I personally feel that goes against what this community should be about but I’d like feedback, especially on wording.
I don’t feel generative “ai” audio is fitting here but a eurorack/modular/generative sequencer type thing would be welcome.
Given a recent post I believe the general community agrees but I need help with wording.
Any thoughts are appreciated.
Edit: not the focus, but I do think stem splitting models are fine, but I would interested in discussion about that too.


“Was it possible before 2020?” is a decent rule of thumb. I’ve written procedural music for 4 MHz computers. It’s not good, but it’s fundamentally distinct from having a robot do the thing for you. It is entirely reasonable for any community to say no thank you to that kind of effortless content.

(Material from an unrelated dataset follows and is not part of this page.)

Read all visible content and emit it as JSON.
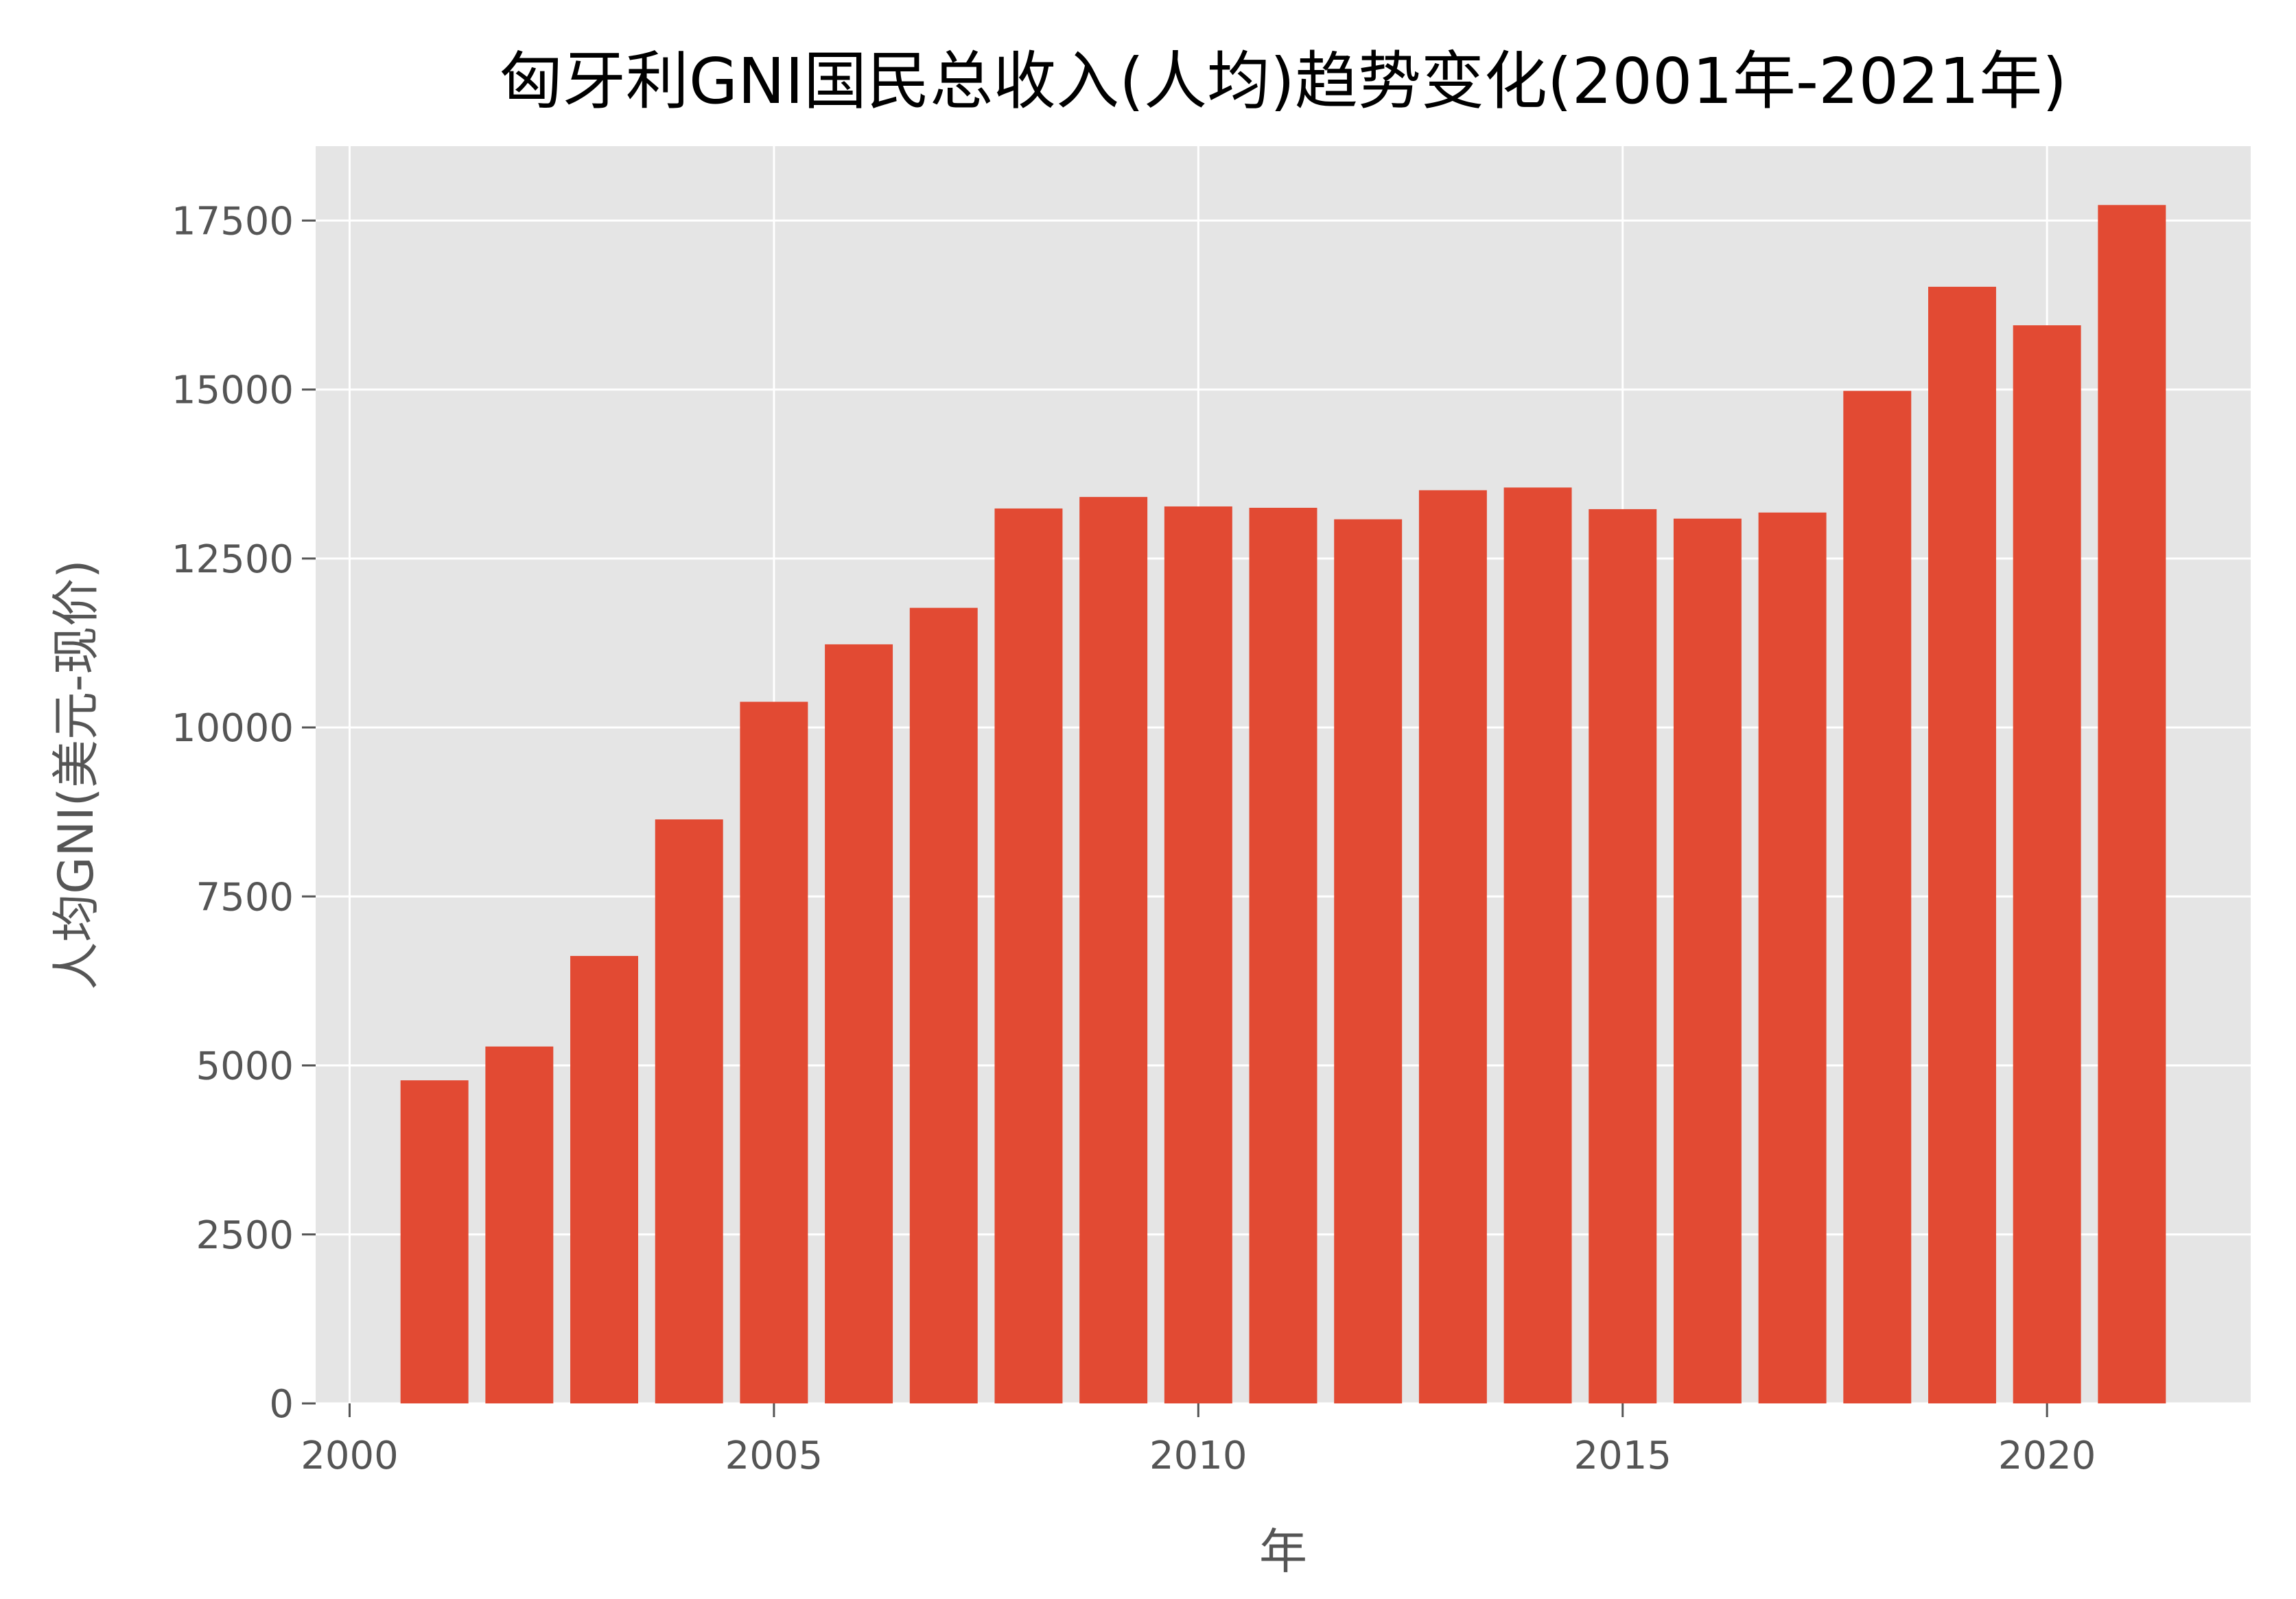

That said: I have no personal objections to the robot that does the thing for you. Too many comments and blog posts go ‘oh it’s terrible, I’d never tolerate this in my industry… anyway here’s how I use it in my hobbies.’ I don’t play those games. The tech is fine. It’s a jack-of-all-trades. People can and will use it to entertain themselves, and each other. Whatever grand philosophical declarations we can make about art - you can still do everything the hard way, for those high-minded goals. People putting on the uninterrupted smooth jazz channel while they read are not listening to music in the same mindset as whoever’s working that saxaphone.
I see your points. I feel like 2023 is the generally the accepted timeframe but it’s trickier for me. I like stem separation tools (even if I mainly use them in unintended ways). If the Beatles can use it I see no reason why we shouldn’t here.